Questi stadi posso variare da azienda ad azienda, e possono differire anche da applicazione ad applicazione in base alle esigenze dell’azienda stessa. I livelli di automazione possono essere altrettanto vari. Nella figura 2 viene illustrata una tipica pipeline in ambito DevOps.
Questa catena operativa si compone solitamente di ben precisi stadi:
- ambiente di sviluppo con test di pre-commit;
- ambiente di Build;
- Package Repository;
- ambiente di Test;
- ambiente di Stage e Performance Test;
Vediamo di seguito in dettaglio i diversi stadi della Delivery Pipeline.
Ambiente di sviluppo con test di pre-commit
Tutte le attività di sviluppo prima di effettuare un commit avvengono nella macchina locale degli sviluppatori con il loro ambiente di sviluppo che gli permette di utilizzare il proprio ambiente IDE per scrivere il codice. Tipicamente lo sviluppatore ha anche a disposizione un ambiente di test che viene utilizzato prima di attualizzare il codice nel repository centrale di versioning tramite una commit.
Ambiente di Build
Questo ambiente è quello dove il codice viene compilato per creare i binari e testarli per poi successivamente distribuirli. È possibile usare dei server dedicati se le fasi di build sono particolarmente pesanti e complicate.
Durante i test di integrazione, bisogna avere un set consistente di dati che permettano una serie di test di interazione tra i vari sistemi coinvolti.
Package Repository
Questo ambiente è uno storage comune che raccogli tutti gli artefatti creati durante la fase di build. In questo ambiente possono essere depositati anche file di configurazione e script di deploy.
Ambiente di Test
L’ambiente di Test è quello della Quality Assurance, User Acceptance e dove i team di test fanno… i test veri e propri.
Ambiente di Stage e Performance Test
Questo ambiente è quanto più possibile simile all’ambiente di produzione. Qui vengono fatti girare gli UAT (User Acceptance Tests) e i test di performance. I dati di test devono essere un subset consistente dei dati di produzione in modo da garantire la consistenza e veridicità dei test.
L’ambiente di staging è quello che serve a predisporre tutto l’occorrente per la pubblicazione vera e propria dell’applicazione in ambiente di produzione.
Produzione
L’ambiente di produzione punta ai sistemi reali ed è dimensionato adeguatamente per sopportare i carichi effettivi del software distribuito.
Conclusioni
In questa seconda parte abbiamo dato uno sguardo agli aspetti, spesso sottovalutati, che concorrono alla creazione di una vera e propria cultura DevOps.
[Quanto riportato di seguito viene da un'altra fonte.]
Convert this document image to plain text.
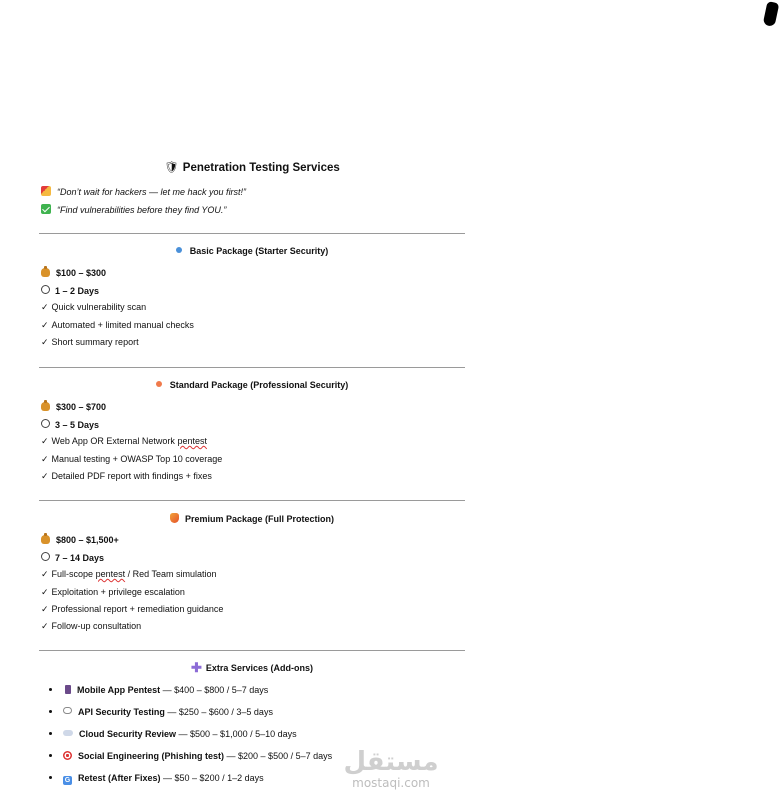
🛡︎ Penetration Testing Services
“Don’t wait for hackers — let me hack you first!”
“Find vulnerabilities before they find YOU.”
Basic Package (Starter Security)
$100 – $300
1 – 2 Days
✓ Quick vulnerability scan
✓ Automated + limited manual checks
✓ Short summary report
Standard Package (Professional Security)
$300 – $700
3 – 5 Days
✓ Web App OR External Network pentest
✓ Manual testing + OWASP Top 10 coverage
✓ Detailed PDF report with findings + fixes
Premium Package (Full Protection)
$800 – $1,500+
7 – 14 Days
✓ Full-scope pentest / Red Team simulation
✓ Exploitation + privilege escalation
✓ Professional report + remediation guidance
✓ Follow-up consultation
✚ Extra Services (Add-ons)
Mobile App Pentest — $400 – $800 / 5–7 days
API Security Testing — $250 – $600 / 3–5 days
Cloud Security Review — $500 – $1,000 / 5–10 days
Social Engineering (Phishing test) — $200 – $500 / 5–7 days
G Retest (After Fixes) — $50 – $200 / 1–2 days
مستقل
mostaqi.com
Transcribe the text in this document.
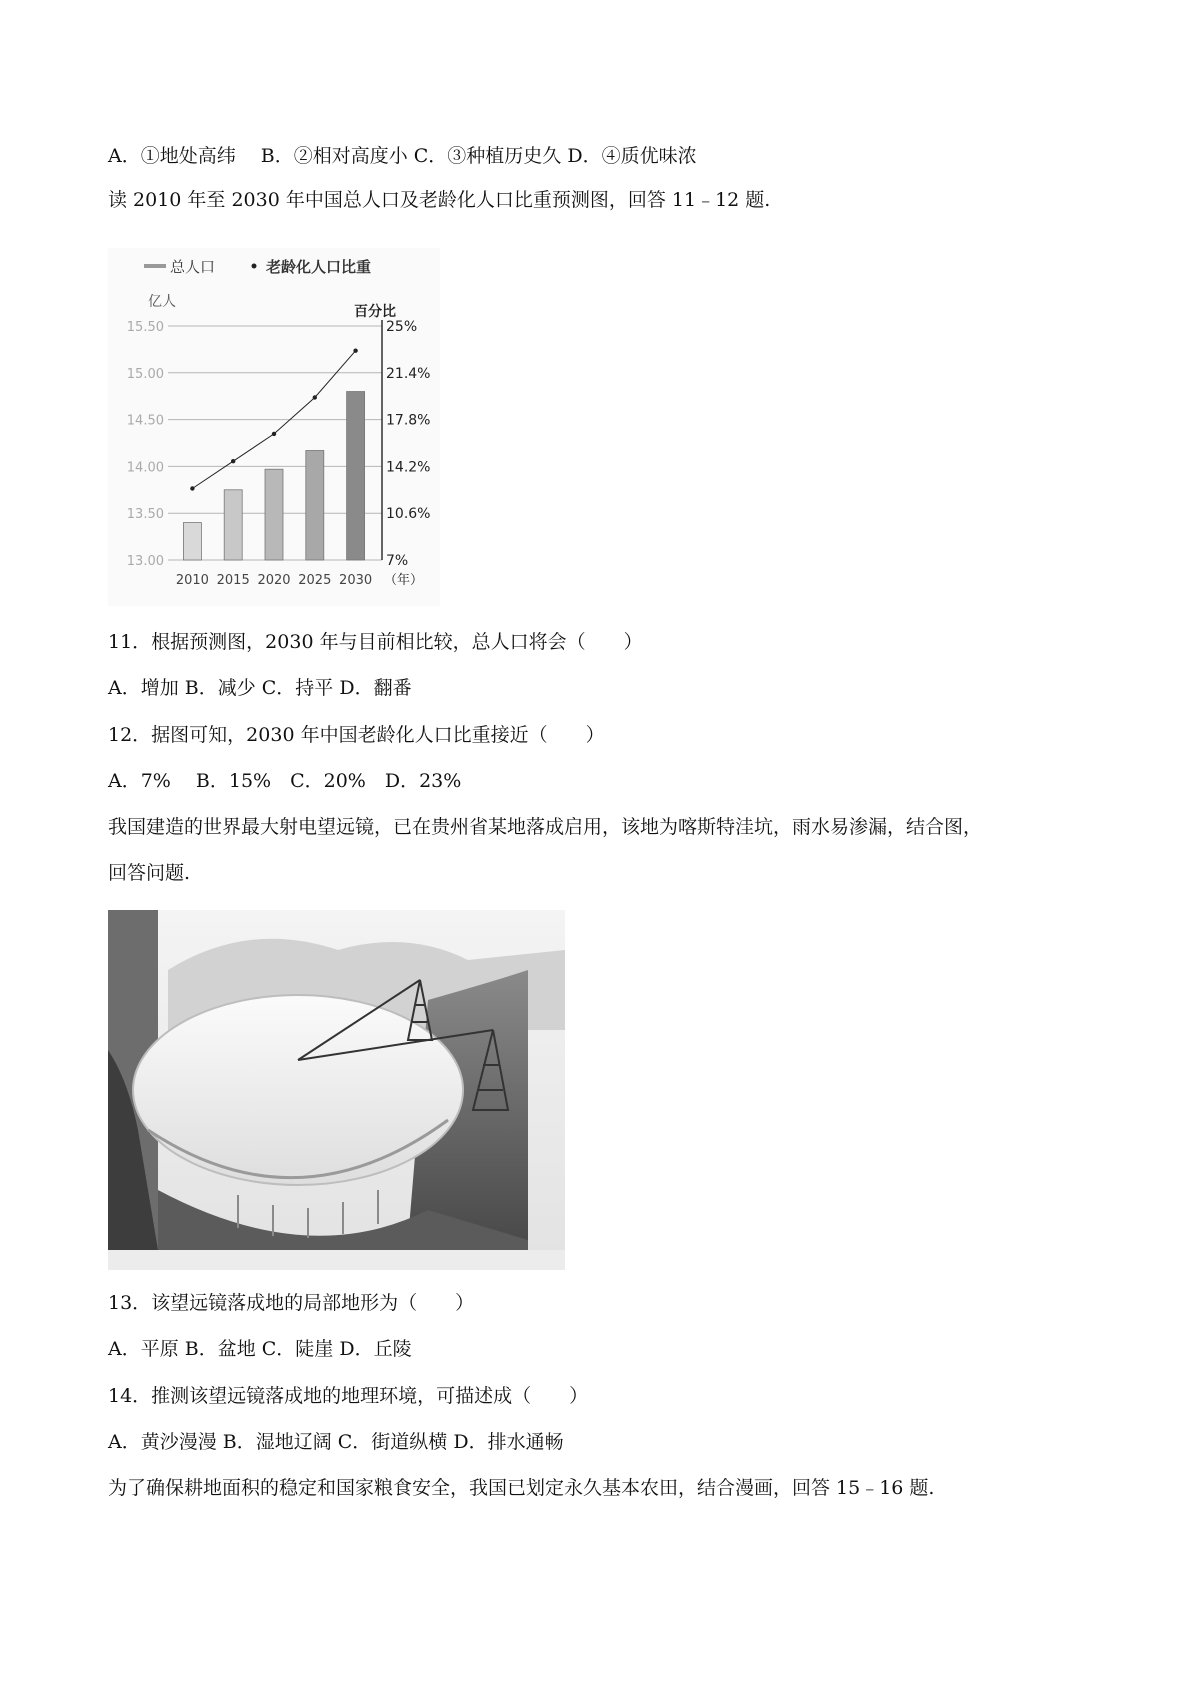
A．①地处高纬　 B．②相对高度小 C．③种植历史久 D．④质优味浓
读 2010 年至 2030 年中国总人口及老龄化人口比重预测图，回答 11﹣12 题.
总人口	老龄化人口比重
亿人
百分比
15.50	25%
15.00	21.4%
14.50	17.8%
14.00	14.2%
13.50	10.6%
13.00	7%
2010 2015 2020 2025 2030 （年）
11．根据预测图，2030 年与目前相比较，总人口将会（　　）
A．增加 B．减少 C．持平 D．翻番
12．据图可知，2030 年中国老龄化人口比重接近（　　）
A．7%　 B．15%　C．20%　D．23%
我国建造的世界最大射电望远镜，已在贵州省某地落成启用，该地为喀斯特洼坑，雨水易渗漏，结合图，
回答问题.
13．该望远镜落成地的局部地形为（　　）
A．平原 B．盆地 C．陡崖 D．丘陵
14．推测该望远镜落成地的地理环境，可描述成（　　）
A．黄沙漫漫 B．湿地辽阔 C．街道纵横 D．排水通畅
为了确保耕地面积的稳定和国家粮食安全，我国已划定永久基本农田，结合漫画，回答 15﹣16 题.
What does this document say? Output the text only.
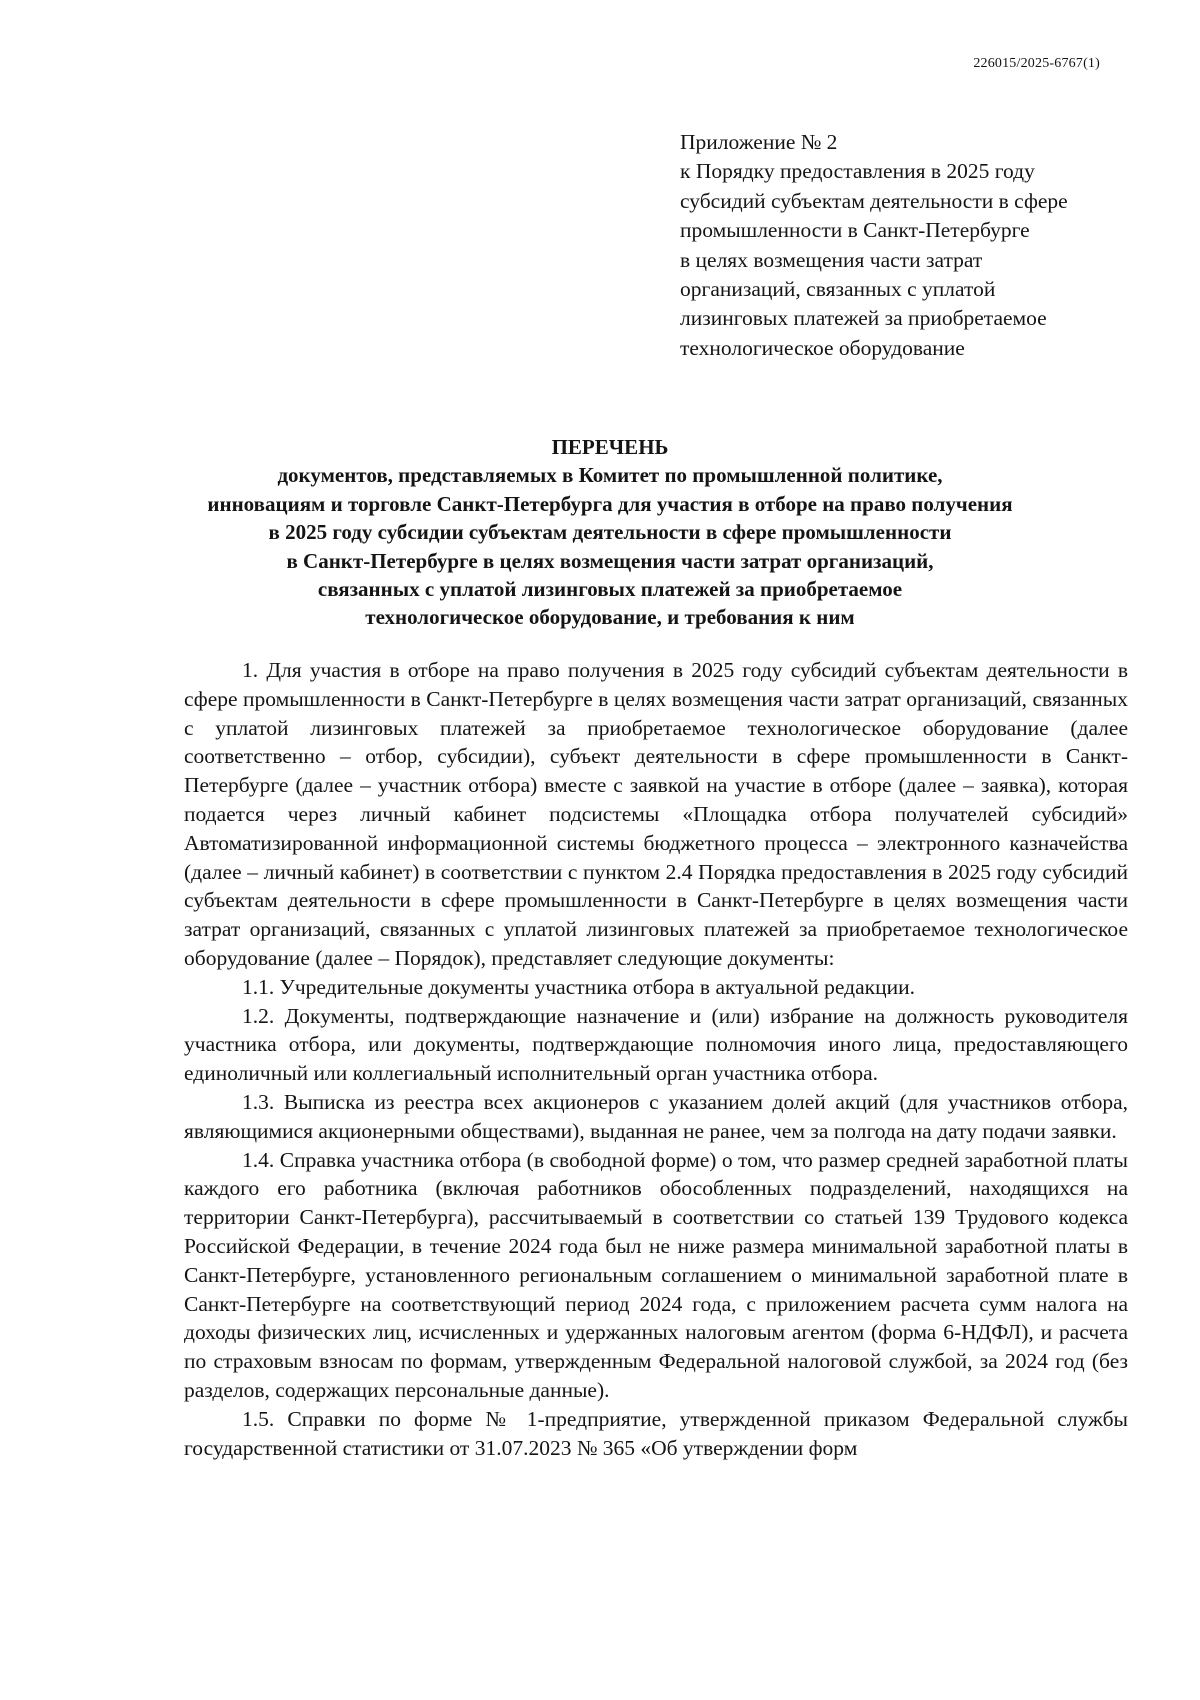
226015/2025-6767(1)
Приложение № 2
к Порядку предоставления в 2025 году
субсидий субъектам деятельности в сфере
промышленности в Санкт-Петербурге
в целях возмещения части затрат
организаций, связанных с уплатой
лизинговых платежей за приобретаемое
технологическое оборудование
ПЕРЕЧЕНЬ
документов, представляемых в Комитет по промышленной политике,
инновациям и торговле Санкт-Петербурга для участия в отборе на право получения
в 2025 году субсидии субъектам деятельности в сфере промышленности
в Санкт-Петербурге в целях возмещения части затрат организаций,
связанных с уплатой лизинговых платежей за приобретаемое
технологическое оборудование, и требования к ним

1. Для участия в отборе на право получения в 2025 году субсидий субъектам деятельности в сфере промышленности в Санкт-Петербурге в целях возмещения части затрат организаций, связанных с уплатой лизинговых платежей за приобретаемое технологическое оборудование (далее соответственно – отбор, субсидии), субъект деятельности в сфере промышленности в Санкт-Петербурге (далее – участник отбора) вместе с заявкой на участие в отборе (далее – заявка), которая подается через личный кабинет подсистемы «Площадка отбора получателей субсидий» Автоматизированной информационной системы бюджетного процесса – электронного казначейства (далее – личный кабинет) в соответствии с пунктом 2.4 Порядка предоставления в 2025 году субсидий субъектам деятельности в сфере промышленности в Санкт-Петербурге в целях возмещения части затрат организаций, связанных с уплатой лизинговых платежей за приобретаемое технологическое оборудование (далее – Порядок), представляет следующие документы:

1.1. Учредительные документы участника отбора в актуальной редакции.

1.2. Документы, подтверждающие назначение и (или) избрание на должность руководителя участника отбора, или документы, подтверждающие полномочия иного лица, предоставляющего единоличный или коллегиальный исполнительный орган участника отбора.

1.3. Выписка из реестра всех акционеров с указанием долей акций (для участников отбора, являющимися акционерными обществами), выданная не ранее, чем за полгода на дату подачи заявки.

1.4. Справка участника отбора (в свободной форме) о том, что размер средней заработной платы каждого его работника (включая работников обособленных подразделений, находящихся на территории Санкт-Петербурга), рассчитываемый в соответствии со статьей 139 Трудового кодекса Российской Федерации, в течение 2024 года был не ниже размера минимальной заработной платы в Санкт-Петербурге, установленного региональным соглашением о минимальной заработной плате в Санкт-Петербурге на соответствующий период 2024 года, с приложением расчета сумм налога на доходы физических лиц, исчисленных и удержанных налоговым агентом (форма 6-НДФЛ), и расчета по страховым взносам по формам, утвержденным Федеральной налоговой службой, за 2024 год (без разделов, содержащих персональные данные).

1.5. Справки по форме № 1-предприятие, утвержденной приказом Федеральной службы государственной статистики от 31.07.2023 № 365 «Об утверждении форм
Si sono poi affrontate le basi tecniche e tecnologiche sulle quali si fonda DevOps. Si è visto come sia importante prevedere una corretta impostazione e organizzazione dei componenti all’interno di una organizzazione in modo che tutti possano portare un valore aggiunto al ciclo di sviluppo.
Nelle prossime puntate si affronteranno temi più tecnici affiancati a casi d’uso reali sull’adozione di DevOps.